Transaction costs can kill great returns in the short run. If your house value increases by 15% over a year and you sell it today, nearly all of your gains will go to transaction costs… the ones you paid going in, then selling, then buying again.

So, when it comes to real estate, you need to think about the longer term. You must spot the trend in prices and be willing to stick it out for a while. I’m talking years, not months.

If you’ve read my work, you know the trend is one of the keys I look for in an investment.

The simple reality is that rising asset prices tend to keep rising. And falling asset prices tend to keep falling. The momentum that powers the stock market can be incredible to watch… and profitable to follow. The exact same principles apply to real estate…

A hot market pulls in more buyers. They’re sold on the schools, the neighborhoods, the lifestyle, and more. The selling points bring in more folks… and that drives up prices.

It’s a self-fulfilling prophecy. And if you can spot it ahead of time… get in… and stay in… you can do incredibly well.

Similarly, while I always try to buy at a discount, I’m not looking at beaten-down areas. I don’t want to buy in the bad part of town, where no one wants to live.

Others might make those kinds of investments work. But they’re not for me. I want to buy in areas where people want to be. I still want to buy in at a discount. But I’m not looking to bottom-fish. I want to buy what’s on its way up.

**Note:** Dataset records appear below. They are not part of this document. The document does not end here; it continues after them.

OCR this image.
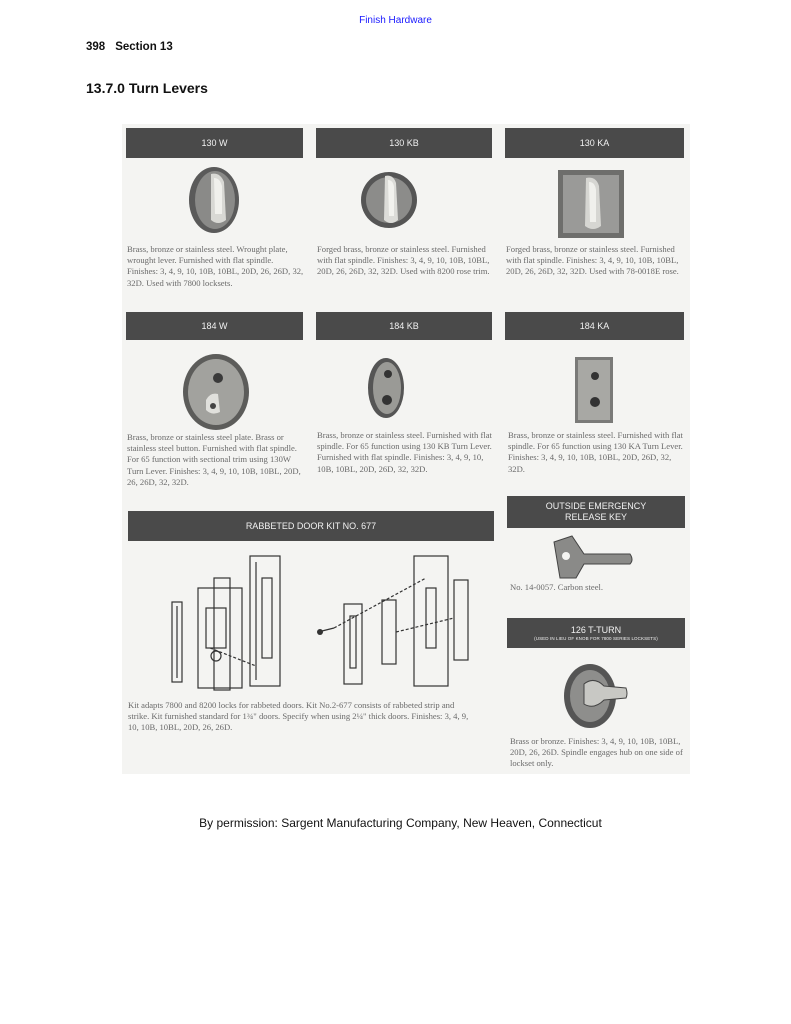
Finish Hardware
398 Section 13
13.7.0 Turn Levers
130 W	130 KB	130 KA
Brass, bronze or stainless steel. Wrought plate, wrought lever. Furnished with flat spindle. Finishes: 3, 4, 9, 10, 10B, 10BL, 20D, 26, 26D, 32, 32D. Used with 7800 locksets.
Forged brass, bronze or stainless steel. Furnished with flat spindle. Finishes: 3, 4, 9, 10, 10B, 10BL, 20D, 26, 26D, 32, 32D. Used with 8200 rose trim.
Forged brass, bronze or stainless steel. Furnished with flat spindle. Finishes: 3, 4, 9, 10, 10B, 10BL, 20D, 26, 26D, 32, 32D. Used with 78-0018E rose.
184 W	184 KB	184 KA
Brass, bronze or stainless steel plate. Brass or stainless steel button. Furnished with flat spindle. For 65 function with sectional trim using 130W Turn Lever. Finishes: 3, 4, 9, 10, 10B, 10BL, 20D, 26, 26D, 32, 32D.
Brass, bronze or stainless steel. Furnished with flat spindle. For 65 function using 130 KB Turn Lever. Furnished with flat spindle. Finishes: 3, 4, 9, 10, 10B, 10BL, 20D, 26D, 32, 32D.
Brass, bronze or stainless steel. Furnished with flat spindle. For 65 function using 130 KA Turn Lever. Finishes: 3, 4, 9, 10, 10B, 10BL, 20D, 26D, 32, 32D.
RABBETED DOOR KIT NO. 677
Kit adapts 7800 and 8200 locks for rabbeted doors. Kit No.2-677 consists of rabbeted strip and strike. Kit furnished standard for 1¾" doors. Specify when using 2¼" thick doors. Finishes: 3, 4, 9, 10, 10B, 10BL, 20D, 26, 26D.
OUTSIDE EMERGENCY
RELEASE KEY
No. 14-0057. Carbon steel.
126 T-TURN
(USED IN LIEU OF KNOB FOR 7800 SERIES LOCKSETS)
Brass or bronze. Finishes: 3, 4, 9, 10, 10B, 10BL, 20D, 26, 26D. Spindle engages hub on one side of lockset only.
By permission: Sargent Manufacturing Company, New Heaven, Connecticut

Put simply, the same rules I apply to stock investments also work for real estate deals… And like always, the biggest and most important factor is the trend.

When we combine everything, we land on three crucial rules.

Rule No. 1: Don’t pay too much
Rule No. 2: Don’t fight interest rates
Rule No. 3: Don’t fight the trend

We want to buy at a discount. We want to do it when the interest-rate environment is good. And we want to buy in places where prices are moving higher. It’s simple.

Of course, when it comes to buying real estate, there’s no substitute for rolling up your sleeves. You’ve got to get out there and see what’s available. Check out properties in person, and get a feel for whether it’s really a good deal or not.

If you’re willing to do that and you follow the three rules I’ve laid out [in these two articles], I have no doubt that you’ll be able to mirror my own success in the real estate market.